Transforming data in the database
If you’re well versed in SQL, but don’t otherwise have a programming background, and learning a visual ETL tool is not something you want to invest in, there’s always the option of first loading raw source data into staging tables, deferring transformations to a set of SQL operations. You derive your target tables through a series of SELECTs, creating temporary tables along the way as you need them.
This approach is reasonable as long as SQL is able to express the transformations you need to perform, and the database technology supports your queries and temporary tables well. The downside is that non-trivial operations tend to be pretty hard to express in SQL.
Nevertheless, if temporary tables are created at reasonable intervals, an interested party can follow the transformation pipeline by following records from source, across temp tables, and into their final form with a few simple SELECTs.
So… which approach is right?
Any non-trivial transformation has parts that are easy to solve using one particular approach, and a headache to get right using another.
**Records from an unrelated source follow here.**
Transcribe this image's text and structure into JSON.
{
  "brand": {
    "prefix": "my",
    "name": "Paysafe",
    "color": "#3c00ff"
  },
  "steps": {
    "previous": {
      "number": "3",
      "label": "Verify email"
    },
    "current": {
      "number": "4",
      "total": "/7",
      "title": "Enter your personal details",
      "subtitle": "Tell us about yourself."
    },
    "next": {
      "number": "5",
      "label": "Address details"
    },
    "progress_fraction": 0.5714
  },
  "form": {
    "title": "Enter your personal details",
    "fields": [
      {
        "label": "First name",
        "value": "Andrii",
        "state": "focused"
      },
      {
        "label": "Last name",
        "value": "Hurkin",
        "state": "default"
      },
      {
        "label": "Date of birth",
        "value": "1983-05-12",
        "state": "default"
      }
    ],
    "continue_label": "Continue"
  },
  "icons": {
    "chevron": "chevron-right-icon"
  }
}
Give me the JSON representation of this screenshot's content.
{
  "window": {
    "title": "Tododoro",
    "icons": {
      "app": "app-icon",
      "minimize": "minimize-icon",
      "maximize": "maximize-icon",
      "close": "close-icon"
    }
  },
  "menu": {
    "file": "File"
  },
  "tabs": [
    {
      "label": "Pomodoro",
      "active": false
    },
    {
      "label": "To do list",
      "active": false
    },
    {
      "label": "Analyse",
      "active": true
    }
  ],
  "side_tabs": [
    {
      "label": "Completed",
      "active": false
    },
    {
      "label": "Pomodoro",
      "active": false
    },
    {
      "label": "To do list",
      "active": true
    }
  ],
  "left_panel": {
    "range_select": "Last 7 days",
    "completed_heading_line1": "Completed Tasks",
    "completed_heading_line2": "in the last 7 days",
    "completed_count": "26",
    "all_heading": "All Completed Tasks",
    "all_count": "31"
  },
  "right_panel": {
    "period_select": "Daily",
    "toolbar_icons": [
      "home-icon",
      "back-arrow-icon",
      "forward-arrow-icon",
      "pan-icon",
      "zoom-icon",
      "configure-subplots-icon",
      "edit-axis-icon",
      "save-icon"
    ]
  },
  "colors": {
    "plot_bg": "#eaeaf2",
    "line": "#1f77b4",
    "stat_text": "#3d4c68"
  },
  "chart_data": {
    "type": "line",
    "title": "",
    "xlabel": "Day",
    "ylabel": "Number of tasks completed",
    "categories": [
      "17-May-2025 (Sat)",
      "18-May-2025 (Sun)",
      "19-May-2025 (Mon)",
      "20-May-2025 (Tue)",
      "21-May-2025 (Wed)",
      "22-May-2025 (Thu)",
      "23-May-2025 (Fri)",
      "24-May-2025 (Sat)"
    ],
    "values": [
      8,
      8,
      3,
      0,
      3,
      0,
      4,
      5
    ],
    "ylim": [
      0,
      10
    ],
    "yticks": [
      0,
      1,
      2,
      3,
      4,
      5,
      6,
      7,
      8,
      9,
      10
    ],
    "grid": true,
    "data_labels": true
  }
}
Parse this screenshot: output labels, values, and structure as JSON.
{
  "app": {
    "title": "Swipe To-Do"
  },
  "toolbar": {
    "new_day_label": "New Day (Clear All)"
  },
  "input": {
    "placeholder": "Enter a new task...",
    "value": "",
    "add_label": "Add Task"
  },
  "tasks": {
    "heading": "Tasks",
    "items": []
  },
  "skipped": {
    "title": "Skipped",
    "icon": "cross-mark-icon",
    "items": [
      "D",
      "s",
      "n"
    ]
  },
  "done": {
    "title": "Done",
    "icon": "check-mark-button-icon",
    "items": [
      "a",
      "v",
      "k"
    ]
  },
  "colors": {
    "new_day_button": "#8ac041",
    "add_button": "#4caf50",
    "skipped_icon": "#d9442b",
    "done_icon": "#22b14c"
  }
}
As such a good choice depends on circumstances.
My default recommendation is to use an ETL tool that natively runs on your infrastructure, supports all your data sources, allows for embedded scripting/programming, and has good support for issuing custom query statements towards your data sources and interpreting their results. It gives you options when you find that the default approach of the tool is not cutting it for your particular problem. At the same time, it preserves the ability to demonstrate how data is transformed, and as such makes the pipeline more accessible to others than a pure-code solution can.
My favorite ETL tool is — obviously — Tweakstreet. We’ve created it over here at Twineworks. It works on Windows/Linux/macOS, and while not feature-complete it, it already supports everything you need to create data pipelines for analytics.
When ETL tools are not a practical choice, I tend to recommend a programming environment and language that the majority of the data team is familiar with. Sometimes that’s SQL, and sometimes that’s a general purpose programming language with a data processing framework on top.
The guiding principle is transparency, maintainability, and avoidance of personal code ownership.